Coraggio, popolo mio

Coraggio, popolo mio!

Il profeta, oltre ad aiutare il popolo a riconoscere le proprie infedeltà, sa infondere coraggio nella salvezza che viene da Dio quando ci si pente sinceramente.

Omelia per sabato 7 ottobre 2023

Letture: Bar 4,5-12.27-29; Sal 68 (69); Lc 10,17-24

Ieri abbiamo meditato la bellissima preghiera di pentimento che apre il libro del profeta Baruc; oggi, invece, ci sono proposti alcuni spezzoni di una splendida omelia profetica di consolazione che chiude il suo libro (cfr Bar 4,5 – 5,9).

Coraggio, si intravvede la gioia

Vi dicevo ieri di come la sincera preghiera di pentimento, soprattutto per noi cristiani, apre già alla gioia, lasciando immediatamente intravvedere e sperimentare la misericordia di Dio.

Così anche la profezia di Baruc, anche se ancora intrisa del ricordo delle infedeltà del popolo, trasuda di speranza e consegna un messaggio di salvezza:

Coraggio, popolo mio, tu, memoria d’Israele!

Siete stati venduti alle nazioni
non per essere annientati…

Coraggio, figli, gridate a Dio,
poiché si ricorderà di voi colui che vi ha afflitti.

…chi vi ha afflitto con tanti mali
vi darà anche, con la vostra salvezza, una gioia perenne.

La madre parla ai suoi figli

È molto bella l’immagine centrale del brano, in cui Gerusalemme è personificata in una madre che parla rivolgendosi alle nazioni vicine per spiegare loro il motivo di quanto capitato ai suoi figli esuli in Babilonia:

«Ascoltate, città vicine di Sion,
Dio mi ha mandato un grande dolore.

Ho visto, infatti, la schiavitù in cui l’Eterno
ha condotto i miei figli e le mie figlie.

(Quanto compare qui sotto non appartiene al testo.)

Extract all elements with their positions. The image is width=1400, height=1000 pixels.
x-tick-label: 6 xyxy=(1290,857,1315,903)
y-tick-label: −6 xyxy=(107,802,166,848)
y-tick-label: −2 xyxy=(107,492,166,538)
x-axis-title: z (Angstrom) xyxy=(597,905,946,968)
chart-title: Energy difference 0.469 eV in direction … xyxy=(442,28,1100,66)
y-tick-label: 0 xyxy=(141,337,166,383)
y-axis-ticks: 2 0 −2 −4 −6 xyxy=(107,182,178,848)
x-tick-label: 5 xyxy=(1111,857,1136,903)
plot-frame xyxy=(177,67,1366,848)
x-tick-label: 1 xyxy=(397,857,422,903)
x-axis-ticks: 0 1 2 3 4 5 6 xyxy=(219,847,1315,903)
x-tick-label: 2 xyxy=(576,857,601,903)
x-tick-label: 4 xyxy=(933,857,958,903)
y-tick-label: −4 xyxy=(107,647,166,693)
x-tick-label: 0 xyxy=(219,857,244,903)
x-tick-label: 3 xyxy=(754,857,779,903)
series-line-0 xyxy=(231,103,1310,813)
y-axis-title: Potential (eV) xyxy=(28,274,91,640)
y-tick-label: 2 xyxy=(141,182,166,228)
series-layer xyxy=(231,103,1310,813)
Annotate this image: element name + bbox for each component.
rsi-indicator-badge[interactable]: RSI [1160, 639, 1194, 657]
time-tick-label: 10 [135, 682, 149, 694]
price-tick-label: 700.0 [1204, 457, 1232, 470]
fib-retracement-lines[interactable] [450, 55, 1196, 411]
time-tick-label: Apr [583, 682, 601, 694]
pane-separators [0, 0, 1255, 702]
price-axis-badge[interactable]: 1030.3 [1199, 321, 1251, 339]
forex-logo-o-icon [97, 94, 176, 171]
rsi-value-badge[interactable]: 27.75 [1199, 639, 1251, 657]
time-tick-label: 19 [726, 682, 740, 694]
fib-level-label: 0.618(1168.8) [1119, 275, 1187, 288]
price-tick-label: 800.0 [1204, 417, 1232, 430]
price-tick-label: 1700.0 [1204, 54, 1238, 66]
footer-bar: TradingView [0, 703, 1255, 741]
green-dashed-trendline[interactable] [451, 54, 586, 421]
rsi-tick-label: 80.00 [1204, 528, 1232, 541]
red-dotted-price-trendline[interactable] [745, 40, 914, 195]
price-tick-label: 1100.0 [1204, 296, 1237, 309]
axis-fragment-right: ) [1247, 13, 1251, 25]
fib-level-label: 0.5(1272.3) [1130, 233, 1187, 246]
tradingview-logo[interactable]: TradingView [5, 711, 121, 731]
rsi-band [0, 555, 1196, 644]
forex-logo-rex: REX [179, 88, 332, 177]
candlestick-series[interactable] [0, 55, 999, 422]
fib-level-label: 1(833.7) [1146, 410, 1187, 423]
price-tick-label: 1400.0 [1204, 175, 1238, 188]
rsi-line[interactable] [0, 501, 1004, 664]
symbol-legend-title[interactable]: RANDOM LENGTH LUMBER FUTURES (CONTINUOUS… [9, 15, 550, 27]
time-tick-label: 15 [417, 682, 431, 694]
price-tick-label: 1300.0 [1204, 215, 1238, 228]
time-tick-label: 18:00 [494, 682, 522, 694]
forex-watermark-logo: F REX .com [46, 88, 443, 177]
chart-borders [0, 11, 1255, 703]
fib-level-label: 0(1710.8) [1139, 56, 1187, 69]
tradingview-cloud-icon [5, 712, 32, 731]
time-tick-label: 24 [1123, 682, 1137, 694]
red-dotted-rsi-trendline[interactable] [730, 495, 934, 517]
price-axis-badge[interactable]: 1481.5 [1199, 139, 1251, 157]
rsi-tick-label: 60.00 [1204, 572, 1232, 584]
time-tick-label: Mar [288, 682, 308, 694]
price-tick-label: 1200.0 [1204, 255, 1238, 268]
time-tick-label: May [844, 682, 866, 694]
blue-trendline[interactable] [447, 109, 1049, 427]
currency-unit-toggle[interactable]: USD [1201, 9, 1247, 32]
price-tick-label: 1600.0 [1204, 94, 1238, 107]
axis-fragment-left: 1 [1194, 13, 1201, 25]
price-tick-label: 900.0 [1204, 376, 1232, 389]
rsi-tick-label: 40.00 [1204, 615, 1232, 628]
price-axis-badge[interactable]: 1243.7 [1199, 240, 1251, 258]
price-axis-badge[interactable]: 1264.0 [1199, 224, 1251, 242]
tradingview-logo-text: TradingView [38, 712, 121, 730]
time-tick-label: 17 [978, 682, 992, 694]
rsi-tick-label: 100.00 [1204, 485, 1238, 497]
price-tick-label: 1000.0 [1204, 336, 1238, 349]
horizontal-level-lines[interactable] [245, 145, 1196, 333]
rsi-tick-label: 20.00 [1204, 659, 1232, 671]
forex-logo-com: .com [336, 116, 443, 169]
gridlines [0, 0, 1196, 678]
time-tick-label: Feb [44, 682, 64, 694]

Io li avevo nutriti con gioia
e li ho lasciati andare con pianto e dolore.

Nessuno goda di me nel vedermi vedova
e abbandonata da molti;
sono stata lasciata sola per i peccati dei miei figli,
perché hanno deviato dalla legge di Dio».

È l’immagine della mamma che spiega al suo bambino il motivo della punizione inflittagli con dolore dal padre per fargli capire i suoi sbagli.

Come in tutti i testi profetici, Dio viene presentato come Colui che, per punire il popolo Suo figlio, lo consegna (o abbandona) nelle mani di un persecutore, perché possa rendersi conto dell’infinita e abissale differenza tra il Suo Amore e la schiavitù prestata agli idoli stranieri.

L’impegno richiesto

Alla fine del brano, come in ogni sincero e fruttuoso cammino di pentimento e conversione, al popolo è richiesto un impegno “corposo”:

Però, come pensaste di allontanarvi da Dio,
così, ritornando, decuplicate lo zelo per ricercarlo.

È quello che siamo chiamati a fare anche noi in ogni buona confessione:

  • accogliere coraggiosamente l’invito alla conversione,
  • confessare sinceramente i nostri peccati,
  • riconoscere che – semmai Dio ci ha castigati – è solo per il nostro bene,
  • proporci sinceramente e promettere di non allontanarci mai più da Lui.

Non è quello che ci fanno pregare le due classiche preghiere di pentimento e richiesta di perdono che recitiamo alla fine della Confessione (O Gesù d’Amore acceso e Atto di dolore)?